If the sole reason to avoid the many “if instanceof” checks is that you don’t like the syntax, you can use Listener.ReflectionListener, eg:
conn.addListener(new ReflectionListener() {
public void received (Connection conn, A a) {
...
}
public void received (Connection conn, B b) {
...
}
public void received (Connection conn, C c) {
...
}
});
This has the same drawback as using a HashMap (only looks up the concrete type) and there is a negligible performance hit (it uses cached reflection). To get around the former, you can override “public void received (Connection connection, Object object)” and do any instanceof checks you need, calling the super method for anything you don’t handle, which lets you use the individual methods to handle the rest.
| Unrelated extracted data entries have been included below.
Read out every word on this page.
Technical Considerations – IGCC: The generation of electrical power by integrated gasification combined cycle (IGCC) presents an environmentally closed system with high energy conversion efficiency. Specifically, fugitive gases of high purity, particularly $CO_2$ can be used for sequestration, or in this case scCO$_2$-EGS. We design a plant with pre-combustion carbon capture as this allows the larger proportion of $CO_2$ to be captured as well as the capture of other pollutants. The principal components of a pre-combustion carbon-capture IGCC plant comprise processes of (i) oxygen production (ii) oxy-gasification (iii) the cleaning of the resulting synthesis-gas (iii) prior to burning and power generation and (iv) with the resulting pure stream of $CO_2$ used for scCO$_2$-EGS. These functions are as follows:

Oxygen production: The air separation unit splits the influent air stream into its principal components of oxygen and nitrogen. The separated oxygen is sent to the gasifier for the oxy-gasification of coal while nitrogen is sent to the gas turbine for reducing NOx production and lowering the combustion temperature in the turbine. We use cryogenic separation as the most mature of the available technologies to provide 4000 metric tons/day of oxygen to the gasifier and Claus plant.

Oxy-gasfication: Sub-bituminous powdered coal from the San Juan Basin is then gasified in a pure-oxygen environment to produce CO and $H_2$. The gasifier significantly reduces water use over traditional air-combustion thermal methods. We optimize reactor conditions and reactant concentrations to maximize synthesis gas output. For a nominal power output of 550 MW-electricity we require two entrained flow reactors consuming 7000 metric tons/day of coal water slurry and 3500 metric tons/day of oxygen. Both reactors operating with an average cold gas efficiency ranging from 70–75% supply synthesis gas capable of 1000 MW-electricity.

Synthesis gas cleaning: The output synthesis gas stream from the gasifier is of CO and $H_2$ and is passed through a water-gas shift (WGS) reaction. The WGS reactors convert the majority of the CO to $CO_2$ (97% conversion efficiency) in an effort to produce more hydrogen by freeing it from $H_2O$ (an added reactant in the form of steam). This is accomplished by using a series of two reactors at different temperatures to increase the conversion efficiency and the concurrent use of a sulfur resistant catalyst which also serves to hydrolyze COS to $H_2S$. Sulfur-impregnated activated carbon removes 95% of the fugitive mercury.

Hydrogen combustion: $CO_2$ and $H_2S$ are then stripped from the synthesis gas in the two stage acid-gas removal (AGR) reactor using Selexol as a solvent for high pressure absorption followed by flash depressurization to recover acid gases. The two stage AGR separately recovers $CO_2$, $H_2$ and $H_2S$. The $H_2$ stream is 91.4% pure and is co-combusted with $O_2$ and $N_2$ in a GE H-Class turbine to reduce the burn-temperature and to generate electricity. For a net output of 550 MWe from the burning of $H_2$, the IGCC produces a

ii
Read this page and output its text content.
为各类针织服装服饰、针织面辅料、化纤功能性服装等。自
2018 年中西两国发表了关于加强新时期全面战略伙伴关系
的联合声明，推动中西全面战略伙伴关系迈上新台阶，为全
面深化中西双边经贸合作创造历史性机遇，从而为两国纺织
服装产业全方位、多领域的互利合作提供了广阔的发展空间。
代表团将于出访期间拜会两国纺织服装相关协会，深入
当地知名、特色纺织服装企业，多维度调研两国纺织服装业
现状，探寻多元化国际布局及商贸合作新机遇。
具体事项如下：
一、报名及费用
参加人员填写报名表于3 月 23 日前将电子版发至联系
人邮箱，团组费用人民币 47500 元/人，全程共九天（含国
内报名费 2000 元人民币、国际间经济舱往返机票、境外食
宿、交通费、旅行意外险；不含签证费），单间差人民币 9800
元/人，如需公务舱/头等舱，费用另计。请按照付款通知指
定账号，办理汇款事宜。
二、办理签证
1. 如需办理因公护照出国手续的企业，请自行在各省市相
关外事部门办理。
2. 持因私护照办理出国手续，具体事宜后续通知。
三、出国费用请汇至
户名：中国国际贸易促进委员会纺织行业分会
I’ve not used KyroNet so this relates to the issue in general. I think it would be better to use the HashMap approach if the different handlers relate to entirely separate issues.
Using a big list of instanceof’s means you have the different checks coded together in one place. With the HashMap you can have it passed through different sections who each add their own handlers there. This allows you to have a class’s handler closer to the class itself (or even within it).
I think the best approach depends on the game structure and logic, but one approach which I can see working is a decorator-style approach (I’m not sure whether it’s GoF decorator) along the following lines:
public enum Action
{
Draw,
Paint,
etc;
}
public abstract class GameObject
{
private final Map<Action, Runnable> actions;
protected abstract void registerActions();
protected final void registerAction(Action action, Runnable command) {
actions.put(action, command);
}
public final Runnable getAction(Action action) {
if (actions == null) {
actions = new HashMap<Action, Runnable>();
registerActions();
}
return actions.get(action);
}
}
Subclasses can then call super.registerActions() in their implementations of it, use getAction in registerActions to get the superclass’ command and wrap it in another, which they then register, completely override the superclass’ command for an action, …
The main problem I see with this approach is that it’s very theoretical - it’s nicely OO (albeit more Smalltalk-inspired than pure Java), but it involves a lot of anonymous inner classes and dispatch overhead, and sometimes OO is bad because it makes it hard to follow instruction flow.
…whereas my way is ultra-simple, and as fast as it is possible to get Which might be significant if you’re doing say 5000 of them per frame. Or whatever.
Yours requires adding an interface to the class of every object being handled. You might not always be able to do this and makes the code more bloated then the other solutions.
While normally this question screams polymorphism as the answer, if there are 120 different classes then I would say the design is suspect.
Time to take off your OO hat and put on your data driven hat.
I would investigate a way to roll all the commonality into a base class which would store a single int or enumeration. Then instead of switching your code should be able to do what it needs to do via array indexing off that int.